Tom Johnson, Cascilla, MS / '41 Willys coupe
The Gasser Wars are alive and well in Casilla, MS, as Tom Johnson tied the '60s era into a tribute for his father (his dad's Gulf gas station logo has been added to the decklid along with the names of his grandkids). A 496 Chevy with Hilborn EFI injection gives the rod its power, and the BeBop's 'glass body was built by Street Rods by Michael in Shelbyville, TN.
Bob McCary, Hoover, AL / '41 Ford convertible
Larry Griffey did the build on Bob's 'vert, and fit a 429 Ford motor and a C6 trans under the hood. Using an Air Ride suspension system to get the car low, Griffey also added Billet Specialties wheels, a leather interior, and power seats to make the traveling that much easier.
Greg Davis, Harrison, TN / '48 Ford Anglia
Big things do come in small packages! Though the handbuilt and stretched fenders on this little Ford are 'glass, the body is steel. Chopped 2 inches and set up with a 91-inch wheelbase, the Anglia features a Bill Mitchell-prepped aluminum 427 shoehorned under the hood.
Dave Haas, Millstadt, IL / '32 Ford coupe
Dave must have a good eye for building hot rods-he won a Top 10 award with another '32 four years ago. This time 'round his new three-window features a '50 Mercury Flathead (with dual Demon 98s on an Offy manifold) backed to a C4 trans and a leather interior.
Dick Stevens, Isola, MS / '46 Plymouth coupe
Lots of time and imagineering went into the construction of Dick Stevens' Plymouth Business coupe, mostly due to the fact the owner wasn't pleased with what Plymouth had done with its rear fenders in 1946. After spotting a set of rear fenders from a '55 Buick from a distance one day, he knew the shape would work on his car.
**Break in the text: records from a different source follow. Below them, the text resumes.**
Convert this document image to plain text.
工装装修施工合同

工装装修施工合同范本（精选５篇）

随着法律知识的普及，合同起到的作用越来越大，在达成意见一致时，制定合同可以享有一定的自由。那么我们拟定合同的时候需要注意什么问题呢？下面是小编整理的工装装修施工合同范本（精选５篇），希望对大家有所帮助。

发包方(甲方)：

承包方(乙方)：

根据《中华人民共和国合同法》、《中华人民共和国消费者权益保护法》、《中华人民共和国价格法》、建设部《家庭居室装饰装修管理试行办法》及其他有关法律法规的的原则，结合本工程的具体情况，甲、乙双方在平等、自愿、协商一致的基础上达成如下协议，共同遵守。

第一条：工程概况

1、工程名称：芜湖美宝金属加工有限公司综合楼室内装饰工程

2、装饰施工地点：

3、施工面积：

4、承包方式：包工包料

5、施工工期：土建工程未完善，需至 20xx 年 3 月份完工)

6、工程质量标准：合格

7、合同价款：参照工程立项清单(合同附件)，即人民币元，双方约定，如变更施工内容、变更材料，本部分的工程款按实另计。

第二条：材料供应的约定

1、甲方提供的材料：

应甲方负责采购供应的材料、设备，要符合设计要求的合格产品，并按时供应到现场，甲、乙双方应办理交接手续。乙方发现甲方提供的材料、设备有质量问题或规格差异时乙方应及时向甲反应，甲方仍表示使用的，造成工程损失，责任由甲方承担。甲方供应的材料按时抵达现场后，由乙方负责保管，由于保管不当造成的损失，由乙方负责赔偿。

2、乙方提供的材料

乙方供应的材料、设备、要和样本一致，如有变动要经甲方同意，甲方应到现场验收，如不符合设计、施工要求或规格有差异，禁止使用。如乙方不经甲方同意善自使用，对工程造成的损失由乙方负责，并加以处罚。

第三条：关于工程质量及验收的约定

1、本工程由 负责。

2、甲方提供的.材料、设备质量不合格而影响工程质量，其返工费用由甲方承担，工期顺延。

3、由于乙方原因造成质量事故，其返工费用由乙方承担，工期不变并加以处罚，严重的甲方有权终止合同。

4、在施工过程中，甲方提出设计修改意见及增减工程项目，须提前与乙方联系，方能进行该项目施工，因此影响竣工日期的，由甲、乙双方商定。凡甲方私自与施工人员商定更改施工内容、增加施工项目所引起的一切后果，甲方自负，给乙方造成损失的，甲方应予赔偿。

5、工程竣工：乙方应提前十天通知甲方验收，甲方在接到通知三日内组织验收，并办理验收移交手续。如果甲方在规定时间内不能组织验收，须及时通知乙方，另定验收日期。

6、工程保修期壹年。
Shaved, nosed, and decked, the electric gold paint and pearl white interior really stands out in a crowd.
Baker Kirkpatrick, Gallatin, TN / '34 Ford coupe
Confessing a love for the Cop Shop Coupe that first appeared in STREET RODDER more than 20 years ago, Baker set out to copy many of the car's iconic looks with his own three-window. The motor is a 454 backed to a Muncie trans, and the slant chop (3 1/2-to-3 inches) is perfect. Stretched 4 inches, pinched 3 inches, and channeled 6 inches, we'd say Baker has done his homework!
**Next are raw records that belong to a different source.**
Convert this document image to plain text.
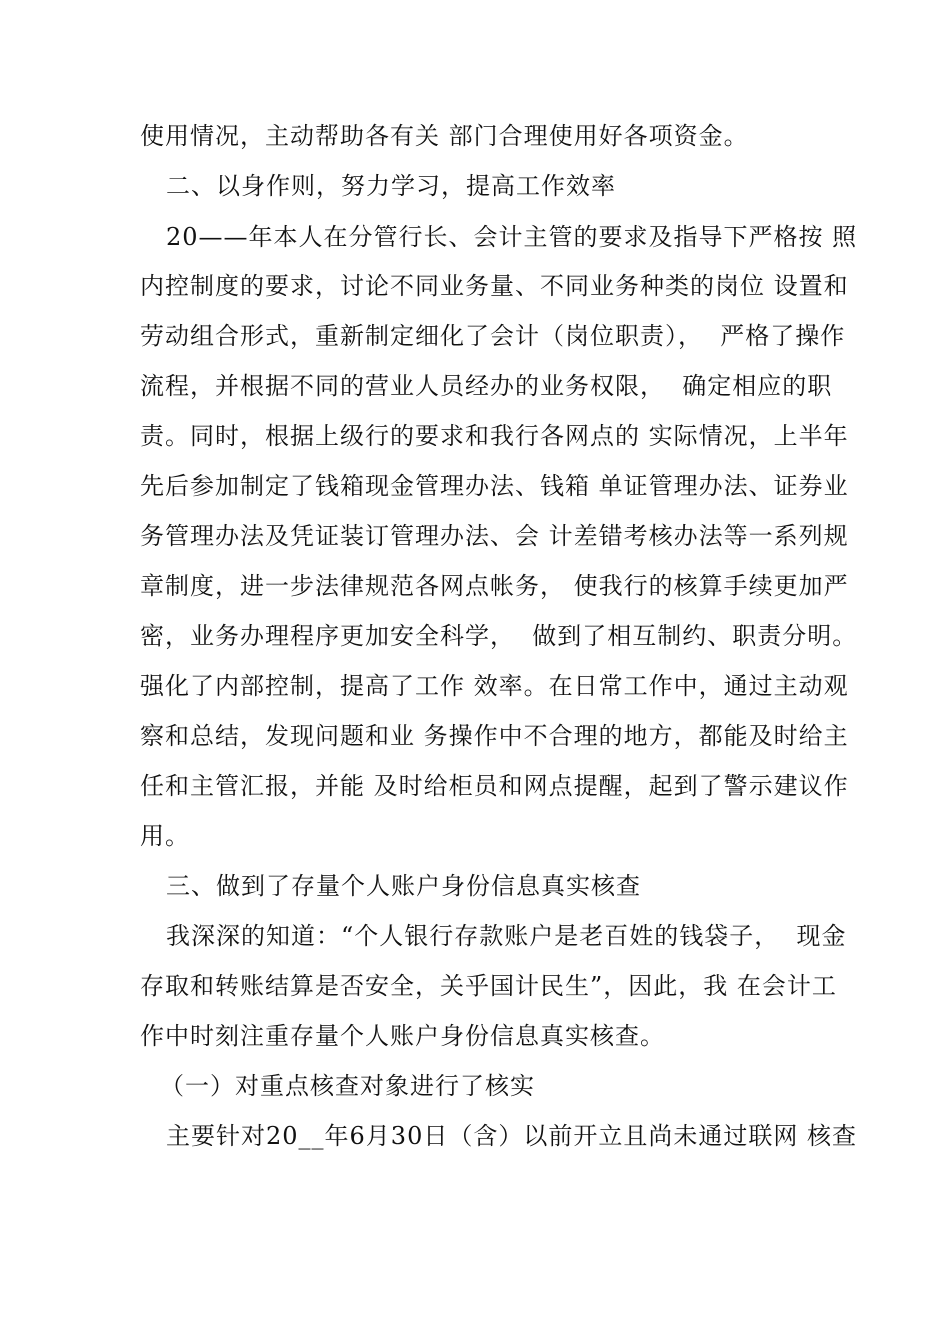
使用情况，主动帮助各有关 部门合理使用好各项资金。
二、以身作则，努力学习，提高工作效率
20——年本人在分管行长、会计主管的要求及指导下严格按 照
内控制度的要求，讨论不同业务量、不同业务种类的岗位 设置和
劳动组合形式，重新制定细化了会计（岗位职责），  严格了操作
流程，并根据不同的营业人员经办的业务权限，  确定相应的职
责。同时，根据上级行的要求和我行各网点的 实际情况，上半年
先后参加制定了钱箱现金管理办法、钱箱 单证管理办法、证券业
务管理办法及凭证装订管理办法、会 计差错考核办法等一系列规
章制度，进一步法律规范各网点帐务， 使我行的核算手续更加严
密，业务办理程序更加安全科学，  做到了相互制约、职责分明。
强化了内部控制，提高了工作 效率。在日常工作中，通过主动观
察和总结，发现问题和业 务操作中不合理的地方，都能及时给主
任和主管汇报，并能 及时给柜员和网点提醒，起到了警示建议作
用。
三、做到了存量个人账户身份信息真实核查
我深深的知道：“个人银行存款账户是老百姓的钱袋子，  现金
存取和转账结算是否安全，关乎国计民生”，因此，我 在会计工
作中时刻注重存量个人账户身份信息真实核查。
（一）对重点核查对象进行了核实
主要针对20__年6月30日（含）以前开立且尚未通过联网 核查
Tom Schuman, Athens, AL / '54 Ford Ranch wagon
Painted Porsche red and finished with a tan leather interior, the wagon gets its go from a 5.0-liter Ford equipped with an EFI system.
Ricky Tedesco, Thornwood, NY / '31 Ford pickup
Built at Alloway's Hot Rod Shop in nearby Louisville, TN, Tedesco's British Racing Green pick 'em up features a filled roof, flush-fit doors, Dayton wire wheels, a Steve Holcomb interior, and a 350/350 engine-and-trans combo.